The writer and journalist Niccolò Zancan won the Young Narrative prize for his first work ‘Ti mando un bacio,’ a touching work about single fathers. This was uniquely judged by about 400 students from this southern Italian region, who were moved by his story and also participated in the ceremony.
The Translation Prize was won by Alessandra Shomroni, an expert in Hebrew culture, who has translated works by some of the most important Israeli writers and intellectuals into Italian, amongst which feature Abraham Yehoshua and David Grossman. She talked of translation as being an art of subtlety, in which one has to learn “not to impose one’s own voice onto the voices of others,” and in which one has to learn to “work in the shadows.”
The special prize for the presidency of the region was awarded to the mayor of Riace, Domenico Lucan, who also forms part of ‘Fortune’ magazine’s 2016 list of people who are changing the world.
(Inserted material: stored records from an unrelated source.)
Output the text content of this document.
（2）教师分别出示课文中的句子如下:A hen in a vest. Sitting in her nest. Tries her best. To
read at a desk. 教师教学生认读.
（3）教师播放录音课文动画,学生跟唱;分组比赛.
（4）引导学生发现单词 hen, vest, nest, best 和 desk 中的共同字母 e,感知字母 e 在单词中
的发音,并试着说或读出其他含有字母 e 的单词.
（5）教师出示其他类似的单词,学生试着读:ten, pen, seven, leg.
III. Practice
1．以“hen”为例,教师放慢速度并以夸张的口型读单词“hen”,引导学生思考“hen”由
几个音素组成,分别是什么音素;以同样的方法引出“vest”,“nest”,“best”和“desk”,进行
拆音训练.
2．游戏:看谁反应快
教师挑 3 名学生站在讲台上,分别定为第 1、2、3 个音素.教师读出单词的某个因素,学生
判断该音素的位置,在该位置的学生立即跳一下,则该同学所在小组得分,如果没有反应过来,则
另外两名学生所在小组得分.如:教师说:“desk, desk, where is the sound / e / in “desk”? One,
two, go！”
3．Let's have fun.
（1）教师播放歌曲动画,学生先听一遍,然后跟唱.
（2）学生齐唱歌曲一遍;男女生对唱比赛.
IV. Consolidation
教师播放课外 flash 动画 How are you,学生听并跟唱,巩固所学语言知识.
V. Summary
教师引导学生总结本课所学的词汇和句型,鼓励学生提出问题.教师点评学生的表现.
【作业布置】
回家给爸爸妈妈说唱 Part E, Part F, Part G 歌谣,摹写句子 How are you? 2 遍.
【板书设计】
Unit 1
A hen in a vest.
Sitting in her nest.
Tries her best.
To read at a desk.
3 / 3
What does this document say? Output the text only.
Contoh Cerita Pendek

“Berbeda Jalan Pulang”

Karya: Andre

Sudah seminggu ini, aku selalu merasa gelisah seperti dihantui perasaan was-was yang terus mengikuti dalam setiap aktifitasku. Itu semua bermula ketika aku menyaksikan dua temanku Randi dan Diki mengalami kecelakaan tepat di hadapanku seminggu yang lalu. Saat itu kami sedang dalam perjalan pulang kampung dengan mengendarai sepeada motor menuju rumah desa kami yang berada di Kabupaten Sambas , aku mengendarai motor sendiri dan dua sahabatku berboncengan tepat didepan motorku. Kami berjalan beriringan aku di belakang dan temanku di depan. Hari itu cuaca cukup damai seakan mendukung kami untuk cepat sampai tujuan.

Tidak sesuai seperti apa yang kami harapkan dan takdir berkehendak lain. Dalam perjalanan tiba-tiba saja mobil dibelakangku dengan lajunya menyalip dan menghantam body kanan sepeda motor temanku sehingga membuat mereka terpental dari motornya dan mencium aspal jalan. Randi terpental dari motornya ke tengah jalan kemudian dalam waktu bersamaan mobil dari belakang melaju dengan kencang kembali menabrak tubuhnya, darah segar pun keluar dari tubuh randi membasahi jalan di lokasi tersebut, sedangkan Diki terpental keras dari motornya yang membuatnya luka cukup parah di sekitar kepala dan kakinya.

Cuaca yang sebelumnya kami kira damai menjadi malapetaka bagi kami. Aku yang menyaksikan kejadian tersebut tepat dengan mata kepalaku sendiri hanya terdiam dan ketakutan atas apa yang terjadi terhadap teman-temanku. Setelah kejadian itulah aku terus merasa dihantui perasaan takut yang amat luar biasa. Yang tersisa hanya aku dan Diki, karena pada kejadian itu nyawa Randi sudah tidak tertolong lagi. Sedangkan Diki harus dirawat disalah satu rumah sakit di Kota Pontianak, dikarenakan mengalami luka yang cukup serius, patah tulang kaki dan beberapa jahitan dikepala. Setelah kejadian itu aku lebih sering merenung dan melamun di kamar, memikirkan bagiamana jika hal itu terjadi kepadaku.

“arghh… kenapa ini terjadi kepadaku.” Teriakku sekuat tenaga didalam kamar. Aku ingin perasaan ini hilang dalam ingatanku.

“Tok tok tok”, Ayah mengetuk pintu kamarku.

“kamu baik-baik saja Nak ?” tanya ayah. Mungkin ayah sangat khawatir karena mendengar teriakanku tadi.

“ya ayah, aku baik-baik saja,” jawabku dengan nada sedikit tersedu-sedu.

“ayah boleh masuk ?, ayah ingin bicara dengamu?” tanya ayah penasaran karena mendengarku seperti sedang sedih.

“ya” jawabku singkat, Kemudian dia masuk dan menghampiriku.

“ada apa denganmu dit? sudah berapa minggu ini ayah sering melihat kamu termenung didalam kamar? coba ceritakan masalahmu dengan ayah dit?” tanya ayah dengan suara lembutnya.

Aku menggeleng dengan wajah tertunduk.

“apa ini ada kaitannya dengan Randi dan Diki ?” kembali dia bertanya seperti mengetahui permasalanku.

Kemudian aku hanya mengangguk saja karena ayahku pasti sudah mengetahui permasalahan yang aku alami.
He has opened up the abandoned houses of Riace, previously a little town inhabited by about 400 elderly citizens, to a group of Kurd migrants who landed by chance on these shores. Now the village has 2,000 inhabitants, and has a lively, active, creative population once more.
Lucan has set a leading example in relation to Europe’s migrant problem and has done so using possible solutions that promote a welcoming attitude -- dialogue, peace and hospitality, over prejudice, fear and ignorance.
He then modestly and hurriedly rejected the prize money on stage asking that it be given directly to the central-Italian regions recently devastated by the earthquake, before heading off back to his mayoral duties that called.
The ceremony closed with a rendition of Louis Armstrong's 'What A Wonderful World,' by a local school choir -- Calabria's future generations, bearing true testament to "a different Calabria, a Calabria of honest people, of studious people. It is in this way that we want to depict Calabria," said Bozzo.